If a chromosomal abnormality or a genetic disorder is detected by diagnostic testing, then the baby likely will have the associated condition. However, many chromosomal disorders have a range of severity, and simply knowing a diagnosis does not help predict the condition's severity or prognosis. It should also be noted that not every genetic disorder or chromosomal abnormality will be detected with this testing.

If an increased alpha fetoprotein suggests an abnormality, such as an open neural tube defect or abdominal wall defect, then additional testing and imaging may be performed to determine the severity of the condition and the best course of action.

Rh or other blood type incompatibility
Increasing bilirubin levels in the amniotic fluid in the case of fetal-maternal blood type incompatibility indicate increasing destruction of red blood cells and the likelihood that the fetus will have hemolytic disease of the newborn, requiring treatment before or after birth, depending on the severity.

Fetal infections
Results of cultures of the amniotic fluid as well as tests for various viruses will indicate whether an infection is present.

Fetal lung maturity
Although rarely used these days, if testing indicates that the a fetus's lungs have not yet matured, then a healthcare practitioner may take measures to attempt delaying delivery, use medications to promote lung maturity, or when necessary to begin treating the baby immediately after birth.

Amniocentesis is the removal of a small amount of fluid (about an ounce) from the sac that surrounds a developing fetus using a needle and syringe. Before the procedure, ultrasound is used to find the position of the fetus in the womb and is continuously used throughout the procedure to ensure that the needle remains safely away from the baby. Prior to inserting the needle, the skin on the mother's abdomen is cleaned and sometimes a local anesthetic is applied to the surface of the skin or injected into the skin.

During the procedure, the needle is carefully inserted through the walls of the abdomen and the uterus so that it just enters the thin-walled sac of amniotic fluid that surrounds the developing fetus. A small amount of amniotic fluid is discarded to ensure that no maternal contamination is present within the needle, and then the fluid is drawn up into the syringe and sent to a laboratory for analysis. Depending on the specific tests being performed, results may be available within a few days to up to 4 weeks or, in the case of fetal lung maturity testing, within a few hours.
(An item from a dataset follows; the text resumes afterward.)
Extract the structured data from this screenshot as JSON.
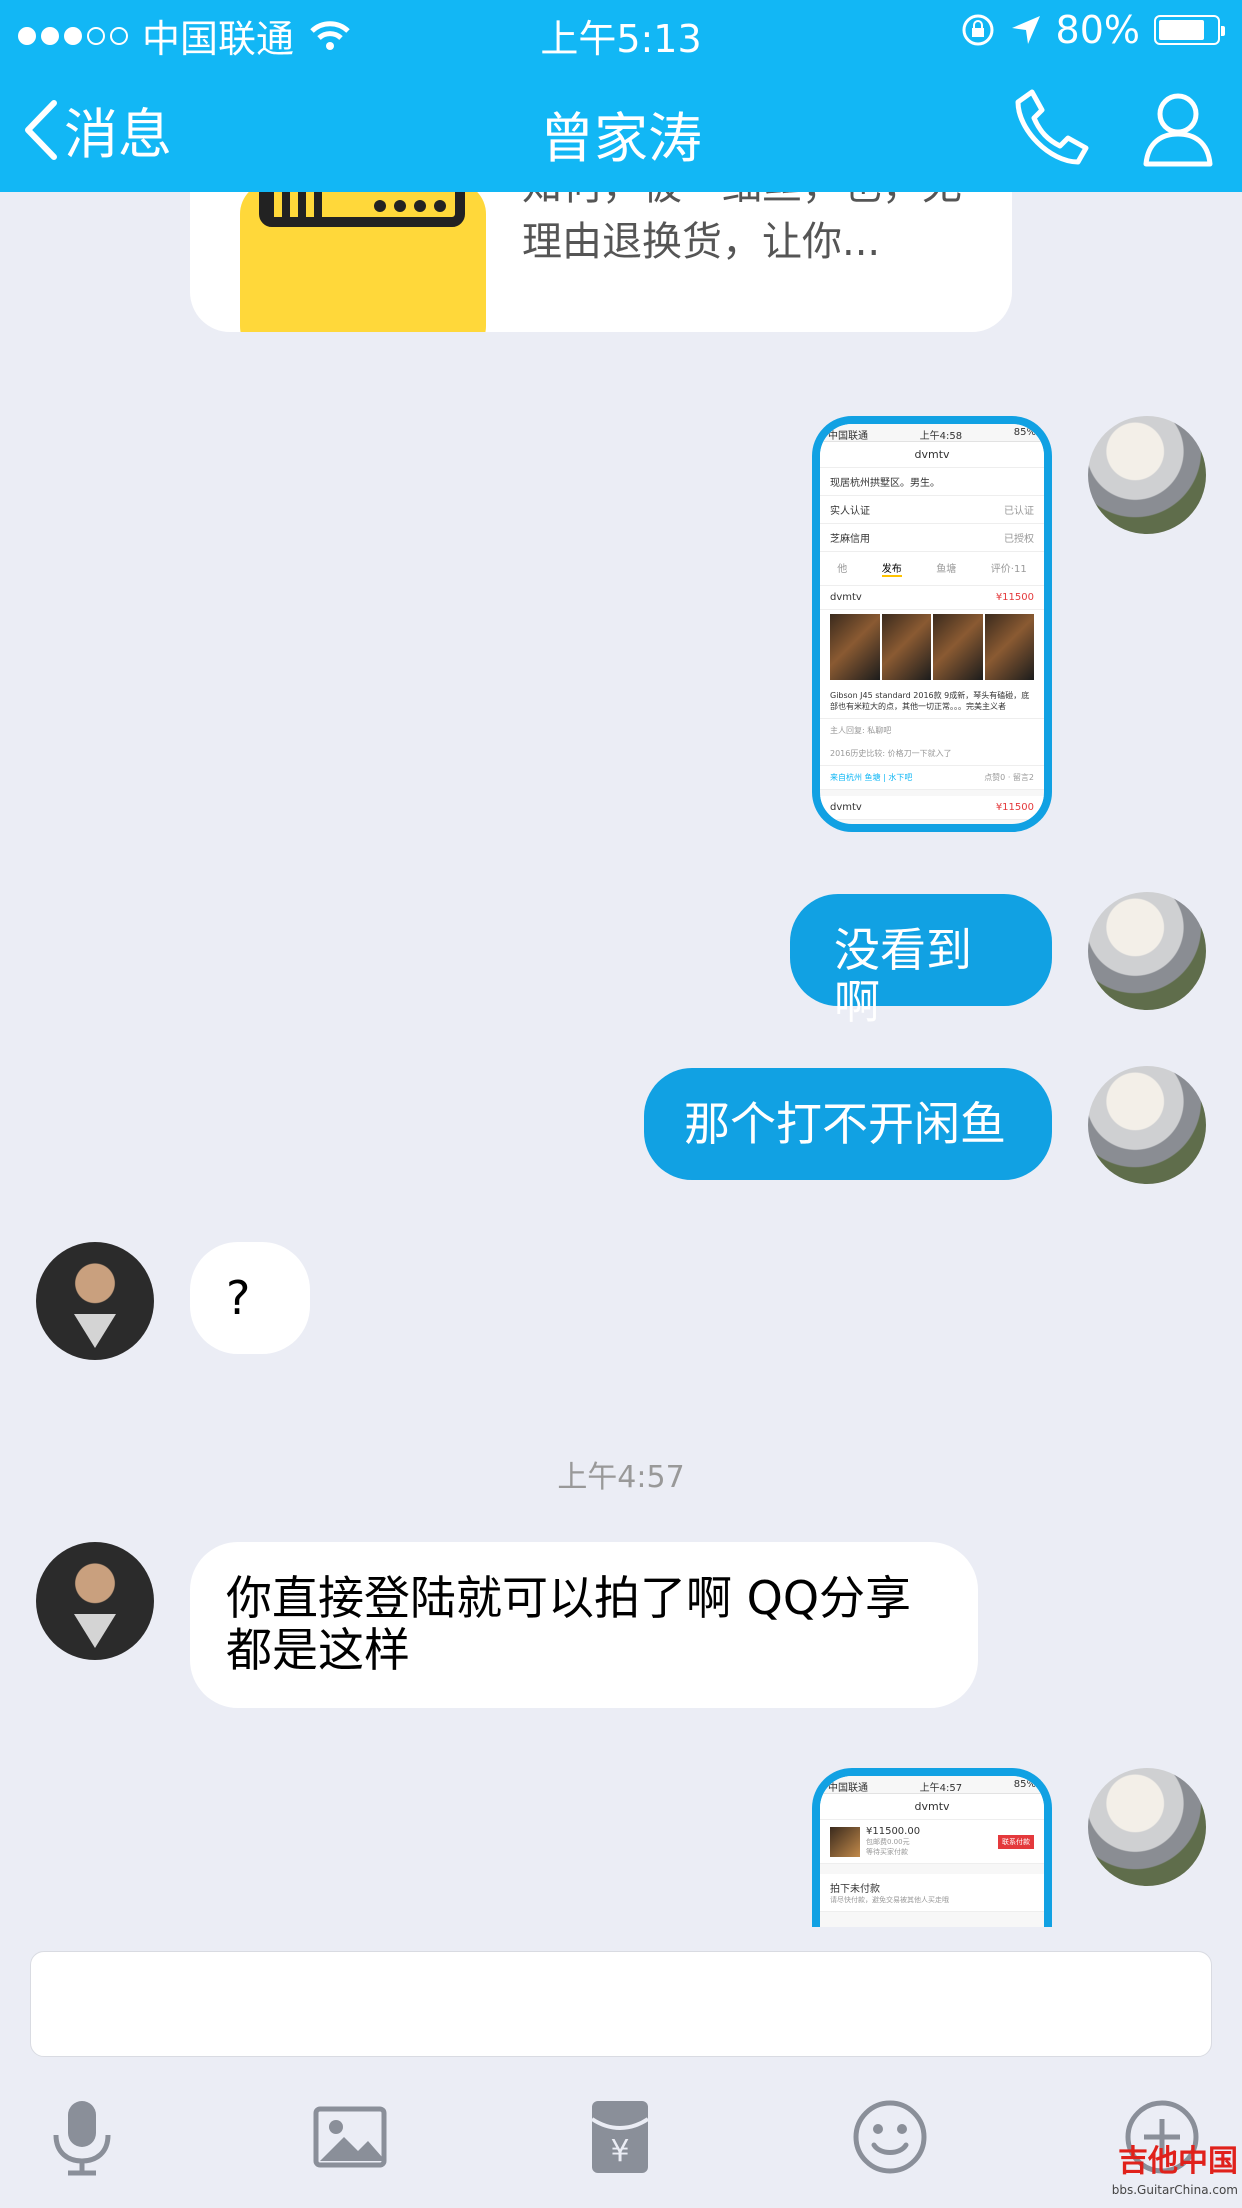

There is a slight risk with amniocentesis that the needle inserted into the amniotic sac might puncture the baby, cause a small amount of amniotic fluid leakage following the procedure, cause a uterine infection, or, in rare cases, cause a miscarriage. The risk for a miscarriage associated with this procedure is considered to be 1/300 to 1/500, which is much lower than a woman's risk (at any age) to have a baby with a chromosomal abnormality.
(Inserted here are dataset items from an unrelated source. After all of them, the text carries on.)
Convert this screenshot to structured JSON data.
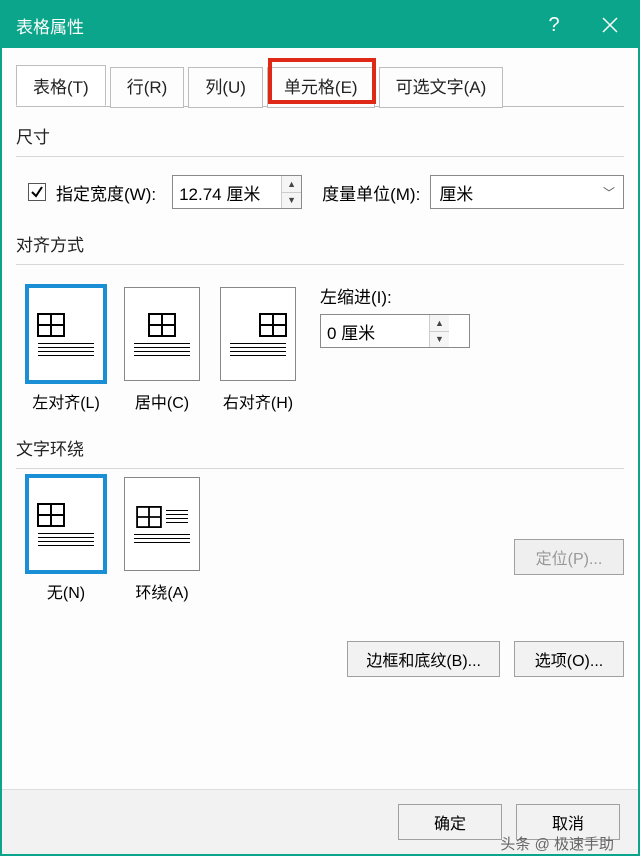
{
  "title": "表格属性",
  "tabs": {
    "table": "表格(T)",
    "row": "行(R)",
    "column": "列(U)",
    "cell": "单元格(E)",
    "alttext": "可选文字(A)"
  },
  "size": {
    "section_label": "尺寸",
    "pref_width_label": "指定宽度(W):",
    "pref_width_value": "12.74 厘米",
    "pref_width_checked": true,
    "measure_label": "度量单位(M):",
    "measure_value": "厘米"
  },
  "align": {
    "section_label": "对齐方式",
    "left": "左对齐(L)",
    "center": "居中(C)",
    "right": "右对齐(H)",
    "indent_label": "左缩进(I):",
    "indent_value": "0 厘米"
  },
  "wrap": {
    "section_label": "文字环绕",
    "none": "无(N)",
    "around": "环绕(A)",
    "positioning_btn": "定位(P)..."
  },
  "bottom_buttons": {
    "borders": "边框和底纹(B)...",
    "options": "选项(O)..."
  },
  "footer": {
    "ok": "确定",
    "cancel": "取消"
  },
  "watermark": "头条 @ 极速手助"
}
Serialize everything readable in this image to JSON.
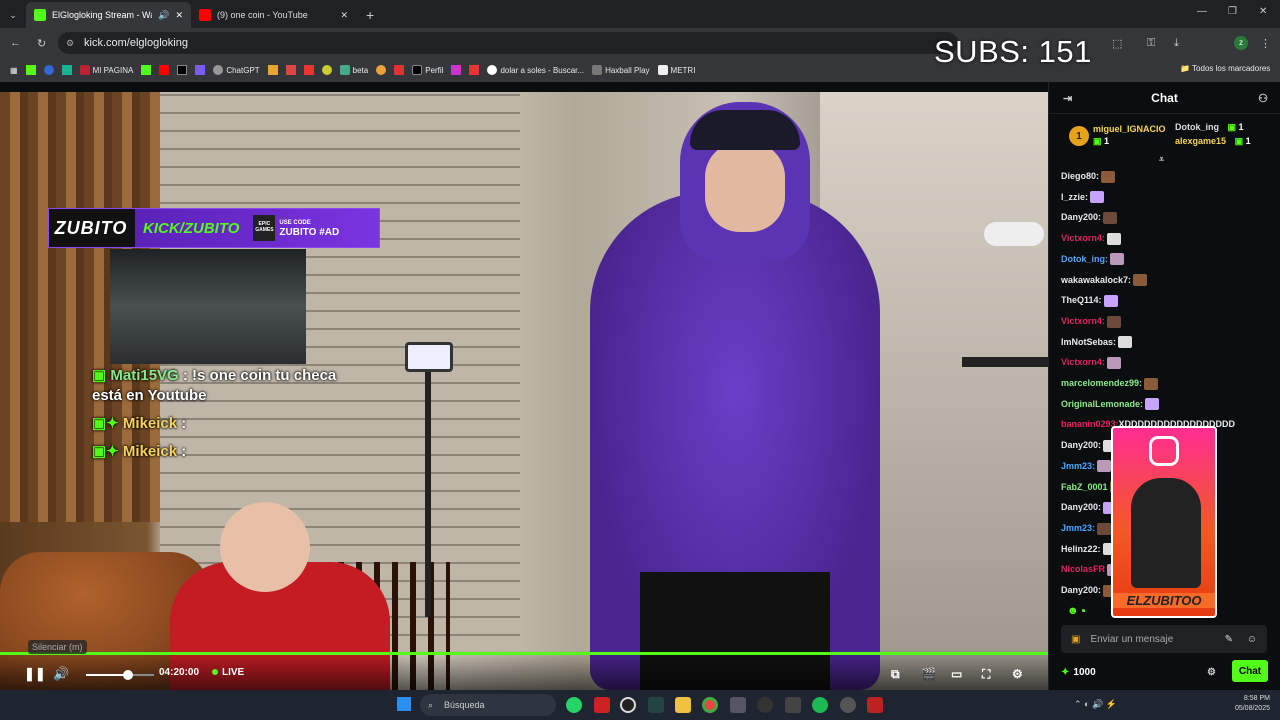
{
  "browser": {
    "tabs": [
      {
        "title": "ElGlogloking Stream - Watch l",
        "favicon_color": "#53fc18",
        "active": true
      },
      {
        "title": "(9) one coin - YouTube",
        "favicon_color": "#ff0000",
        "active": false
      }
    ],
    "new_tab_label": "+",
    "url": "kick.com/elglogloking",
    "bookmarks": [
      "MI PAGINA",
      "ChatGPT",
      "beta",
      "Perfil",
      "dolar a soles - Buscar...",
      "Haxball Play",
      "METRI"
    ],
    "all_bookmarks_label": "Todos los marcadores",
    "window_controls": [
      "—",
      "❐",
      "✕"
    ]
  },
  "stream_overlay": {
    "subs_counter": "SUBS: 151",
    "banner": {
      "logo": "ZUBITO",
      "kick": "KICK/ZUBITO",
      "epic": "EPIC GAMES",
      "code_line1": "USE CODE",
      "code_line2": "ZUBITO #AD"
    },
    "chat_lines": [
      {
        "name": "Mati15VG",
        "text": ": !s one coin",
        "text2": "tu checa está en Youtube"
      },
      {
        "name": "Mikeick",
        "text": ":"
      },
      {
        "name": "Mikeick",
        "text": ":"
      }
    ]
  },
  "player": {
    "mute_tooltip": "Silenciar (m)",
    "time": "04:20:00",
    "live_label": "LIVE",
    "progress_fraction": 1.0,
    "volume_fraction": 0.6,
    "accent_color": "#53fc18"
  },
  "chat": {
    "title": "Chat",
    "gifters": [
      {
        "rank": "1",
        "name": "miguel_IGNACIO",
        "count": "1"
      },
      {
        "name": "Dotok_ing",
        "count": "1"
      },
      {
        "name": "alexgame15",
        "count": "1"
      }
    ],
    "messages": [
      {
        "user": "Diego80:",
        "color": "#e8eaed"
      },
      {
        "user": "l_zzie:",
        "color": "#e8eaed"
      },
      {
        "user": "Dany200:",
        "color": "#e8eaed"
      },
      {
        "user": "Victxorn4:",
        "color": "#e0245e"
      },
      {
        "user": "Dotok_ing:",
        "color": "#4fa3ff"
      },
      {
        "user": "wakawakalock7:",
        "color": "#e8eaed"
      },
      {
        "user": "TheQ114:",
        "color": "#e8eaed"
      },
      {
        "user": "Victxorn4:",
        "color": "#e0245e"
      },
      {
        "user": "ImNotSebas:",
        "color": "#e8eaed"
      },
      {
        "user": "Victxorn4:",
        "color": "#e0245e"
      },
      {
        "user": "marcelomendez99:",
        "color": "#8be88b"
      },
      {
        "user": "OriginalLemonade:",
        "color": "#8be88b"
      },
      {
        "user": "bananin0293:",
        "color": "#e0245e",
        "text": "XDDDDDDDDDDDDDDDDD"
      },
      {
        "user": "Dany200:",
        "color": "#e8eaed"
      },
      {
        "user": "Jmm23:",
        "color": "#4fa3ff"
      },
      {
        "user": "FabZ_0001",
        "color": "#8be88b"
      },
      {
        "user": "Dany200:",
        "color": "#e8eaed"
      },
      {
        "user": "Jmm23:",
        "color": "#4fa3ff"
      },
      {
        "user": "Helinz22:",
        "color": "#e8eaed"
      },
      {
        "user": "NicolasFR",
        "color": "#e0245e"
      },
      {
        "user": "Dany200:",
        "color": "#e8eaed"
      }
    ],
    "instagram_overlay_name": "ELZUBITOO",
    "input_placeholder": "Enviar un mensaje",
    "points": "1000",
    "send_label": "Chat"
  },
  "taskbar": {
    "search_placeholder": "Búsqueda",
    "time": "8:58 PM",
    "date": "05/08/2025"
  }
}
• Genetic and chromosomal abnormalities cannot be prevented, only diagnosed.
• The risk for open neural tube birth defects can be minimized by a woman getting plenty of folic acid prior to and during pregnancy.
• The number of women with Rh sensitization has greatly decreased since injections of Rh immune globulin to prevent the formation of Rh antibodies became routine in prenatal and postnatal care.